Although our results show that MAKER2 is a useful program, there are a few things that should be considered before its use. The main drawback of using MAKER2 is that its many dependencies make the installation of the software nontrivial. Each individual program that is required by MAKER2 must be installed separately, and the installation of those programs may depend on others as well ( Appendix S6 (apps.1400044_s6.docx)). This multilevel dependency tree of software can create problems when trying to get MAKER2 to install properly when there is an issue with one of the underlying dependencies. The most common problems we experienced during the installation of MAKER2 were not having the proper compilers for programs written in C (GNU Compiler Collection [GCC]) and the occasional missing C library. Also, some of the Perl modules could not be installed through a direct connection to the Comprehensive Perl Archive Network (CPAN), requiring them to be downloaded and installed manually.
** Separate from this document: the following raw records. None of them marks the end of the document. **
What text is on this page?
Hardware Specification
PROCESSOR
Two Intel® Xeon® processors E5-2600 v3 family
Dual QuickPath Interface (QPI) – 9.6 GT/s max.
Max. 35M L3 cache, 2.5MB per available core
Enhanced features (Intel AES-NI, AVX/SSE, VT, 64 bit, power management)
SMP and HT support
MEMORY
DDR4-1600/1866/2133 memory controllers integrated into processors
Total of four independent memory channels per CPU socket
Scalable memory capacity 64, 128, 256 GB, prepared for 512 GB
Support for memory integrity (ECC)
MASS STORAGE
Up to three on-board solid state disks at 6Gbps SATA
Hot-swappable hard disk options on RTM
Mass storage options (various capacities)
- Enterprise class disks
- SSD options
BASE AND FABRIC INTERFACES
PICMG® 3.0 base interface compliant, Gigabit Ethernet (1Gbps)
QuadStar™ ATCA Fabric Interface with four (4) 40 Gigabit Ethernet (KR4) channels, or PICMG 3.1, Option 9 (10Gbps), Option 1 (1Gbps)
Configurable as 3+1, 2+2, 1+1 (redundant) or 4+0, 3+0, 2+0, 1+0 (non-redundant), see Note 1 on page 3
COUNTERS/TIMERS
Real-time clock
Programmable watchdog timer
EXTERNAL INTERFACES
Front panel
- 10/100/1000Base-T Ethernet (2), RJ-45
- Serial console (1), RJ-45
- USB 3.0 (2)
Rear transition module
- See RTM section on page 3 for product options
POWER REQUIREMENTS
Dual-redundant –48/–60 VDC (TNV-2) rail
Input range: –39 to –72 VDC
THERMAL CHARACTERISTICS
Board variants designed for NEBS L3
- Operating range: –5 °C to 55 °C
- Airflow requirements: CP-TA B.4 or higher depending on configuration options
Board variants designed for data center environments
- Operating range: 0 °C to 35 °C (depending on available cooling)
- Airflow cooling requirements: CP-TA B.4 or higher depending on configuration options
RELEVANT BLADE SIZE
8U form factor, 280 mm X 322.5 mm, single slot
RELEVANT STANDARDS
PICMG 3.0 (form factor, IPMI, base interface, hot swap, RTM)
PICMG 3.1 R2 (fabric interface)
MAKER2 is also only available on Unix-based operating systems such as Linux or Mac OS X and runs entirely from the command line. Thus, it bears the learning curve associated with running programs exclusively from a terminal window. Nevertheless, the documentation for MAKER2 on the Generic Model Organism Database (GMOD) website is quite helpful and has instructions for installing the dependencies as well as tutorials for running the program ( http://gmod.org/wiki/MAKER). We have also provided example control files from our MAKER2 runs ( Appendix S1 (apps.1400044_s1.docx)) and a brief outline of our workflow ( Appendix S6 (apps.1400044_s6.docx)) to help other researchers learn to use this powerful program.